Okay, it's 8:30pm and I need to get to bed so that I can keep up with the 4-5 times I'll be getting up all night. 

OH and I stay OP all day.  And I mean every single bite was accounted for!!  

I'm back!

Made it to a meeting!

After I posted this morning I realized it was Monday and that I might be able to make my old meeting for the first time in a year.  I did!  I saw my favorite leader and it was so good to be there.  I always benefit so much from meetings.  And a good leader makes ALL the difference.  I'm very excited to see how much I lose this week.  

A goal this week for me is to not just eat my Flex points because they are there.  My goal is to plan a treat and use them wisely.  I lost all my weight two years ago eating all my daily, APs and Flex.  But my leader reminded me that if I keep the Flex points at bay as much as I can (except use them if I really want a treat) that I'll see faster weight loss.  And I want to see the 160's soon!

For those wanting the Thai Coconut Soup recipe, here it is.  

Tools for success

As a doula I'm familiar with many ways to help a woman cope with labor pain.  And as a woman who just had an unmedicated water birth, I used some of those tools to get me through it.  It was the hardest thing I've done physically (though it's comparable to training for a marathon), but it was so worth it and so rewarding.  One of my favorite tools to use is Guided Imagery.  That's where (at least in childbirth) you visualize something in order to have a positive reaction in your body).  Sometimes we use the image of a rose petal opening to help a woman relax her cervical tissue and let it dilate.   I used hypnobirthing tapes that have guided imagery for weeks prior to my birth to prepare my mind and body.  I also used prayer and meditated on scripture to help me deal with fear.  All of these things helped me have a very gentle, quick waterbirth with no drugs.  

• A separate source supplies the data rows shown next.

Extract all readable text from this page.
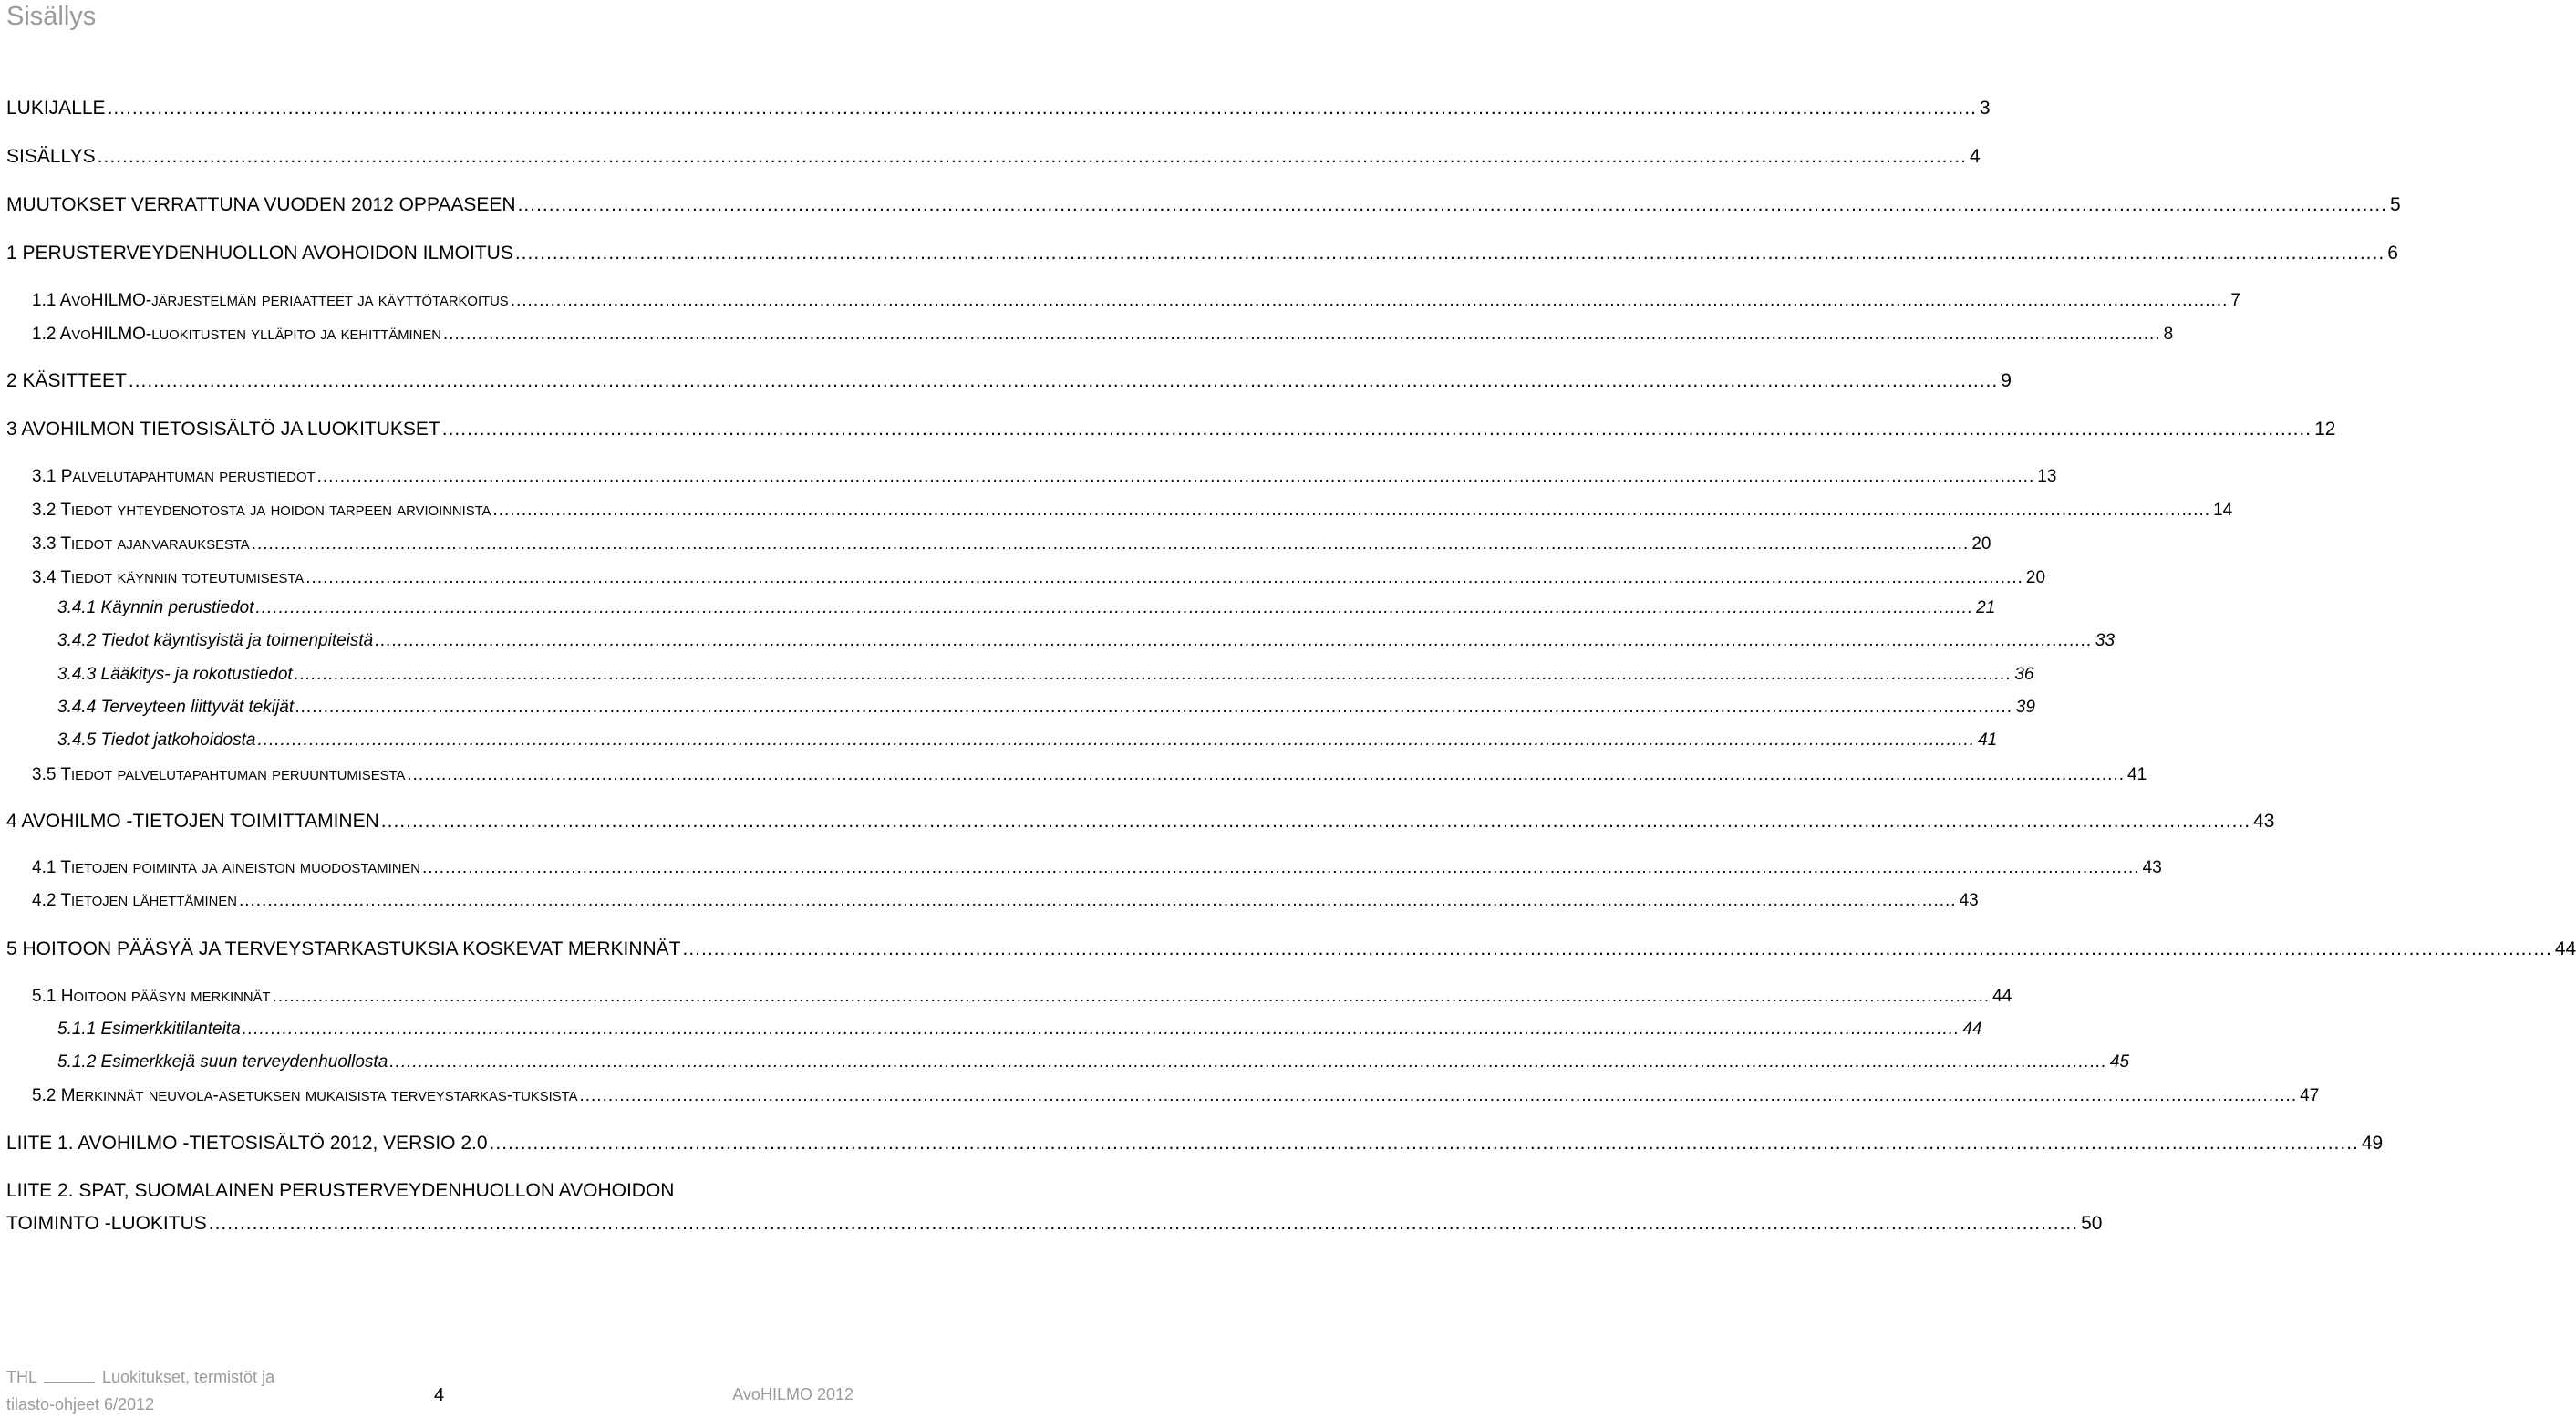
Sisällys
LUKIJALLE ............................................................................................................................................................................................................................................................................................................ 3
SISÄLLYS ............................................................................................................................................................................................................................................................................................................ 4
MUUTOKSET VERRATTUNA VUODEN 2012 OPPAASEEN ............................................................................................................................................................................................................................................................................................................ 5
1 PERUSTERVEYDENHUOLLON AVOHOIDON ILMOITUS ............................................................................................................................................................................................................................................................................................................ 6
1.1 AVOHILMO-JÄRJESTELMÄN PERIAATTEET JA KÄYTTÖTARKOITUS ............................................................................................................................................................................................................................................................................................................ 7
1.2 AVOHILMO-LUOKITUSTEN YLLÄPITO JA KEHITTÄMINEN ............................................................................................................................................................................................................................................................................................................ 8
2 KÄSITTEET ............................................................................................................................................................................................................................................................................................................ 9
3 AVOHILMON TIETOSISÄLTÖ JA LUOKITUKSET ............................................................................................................................................................................................................................................................................................................ 12
3.1 PALVELUTAPAHTUMAN PERUSTIEDOT ............................................................................................................................................................................................................................................................................................................ 13
3.2 TIEDOT YHTEYDENOTOSTA JA HOIDON TARPEEN ARVIOINNISTA ............................................................................................................................................................................................................................................................................................................ 14
3.3 TIEDOT AJANVARAUKSESTA ............................................................................................................................................................................................................................................................................................................ 20
3.4 TIEDOT KÄYNNIN TOTEUTUMISESTA ............................................................................................................................................................................................................................................................................................................ 20
3.4.1 Käynnin perustiedot ............................................................................................................................................................................................................................................................................................................ 21
3.4.2 Tiedot käyntisyistä ja toimenpiteistä ............................................................................................................................................................................................................................................................................................................ 33
3.4.3 Lääkitys- ja rokotustiedot ............................................................................................................................................................................................................................................................................................................ 36
3.4.4 Terveyteen liittyvät tekijät ............................................................................................................................................................................................................................................................................................................ 39
3.4.5 Tiedot jatkohoidosta ............................................................................................................................................................................................................................................................................................................ 41
3.5 TIEDOT PALVELUTAPAHTUMAN PERUUNTUMISESTA ............................................................................................................................................................................................................................................................................................................ 41
4 AVOHILMO -TIETOJEN TOIMITTAMINEN ............................................................................................................................................................................................................................................................................................................ 43
4.1 TIETOJEN POIMINTA JA AINEISTON MUODOSTAMINEN ............................................................................................................................................................................................................................................................................................................ 43
4.2 TIETOJEN LÄHETTÄMINEN ............................................................................................................................................................................................................................................................................................................ 43
5 HOITOON PÄÄSYÄ JA TERVEYSTARKASTUKSIA KOSKEVAT MERKINNÄT ............................................................................................................................................................................................................................................................................................................ 44
5.1 HOITOON PÄÄSYN MERKINNÄT ............................................................................................................................................................................................................................................................................................................ 44
5.1.1 Esimerkkitilanteita ............................................................................................................................................................................................................................................................................................................ 44
5.1.2 Esimerkkejä suun terveydenhuollosta ............................................................................................................................................................................................................................................................................................................ 45
5.2 MERKINNÄT NEUVOLA-ASETUKSEN MUKAISISTA TERVEYSTARKAS-TUKSISTA ............................................................................................................................................................................................................................................................................................................ 47
LIITE 1. AVOHILMO -TIETOSISÄLTÖ 2012, VERSIO 2.0 ............................................................................................................................................................................................................................................................................................................ 49
LIITE 2. SPAT, SUOMALAINEN PERUSTERVEYDENHUOLLON AVOHOIDON
TOIMINTO -LUOKITUS ............................................................................................................................................................................................................................................................................................................ 50
THL	Luokitukset, termistöt ja
tilasto-ohjeet 6/2012	4	AvoHILMO 2012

So if I had so much success with those tools for childbirth, why not use them for weightloss?  I suppose I did (unknowingly) back in 2006 when I lost 85 lbs after Amelia's birth.  I visualized myself in size 8 jeans come winter time (she was born in April).  Little did I know I'd actually get down to a size 4!  I walked through my day each morning and "rehearsed" staying OP.  I saw myself eating healthy and sticking to the plan.  I prayed a lot about my weight loss and learning to have self control.  And it worked.  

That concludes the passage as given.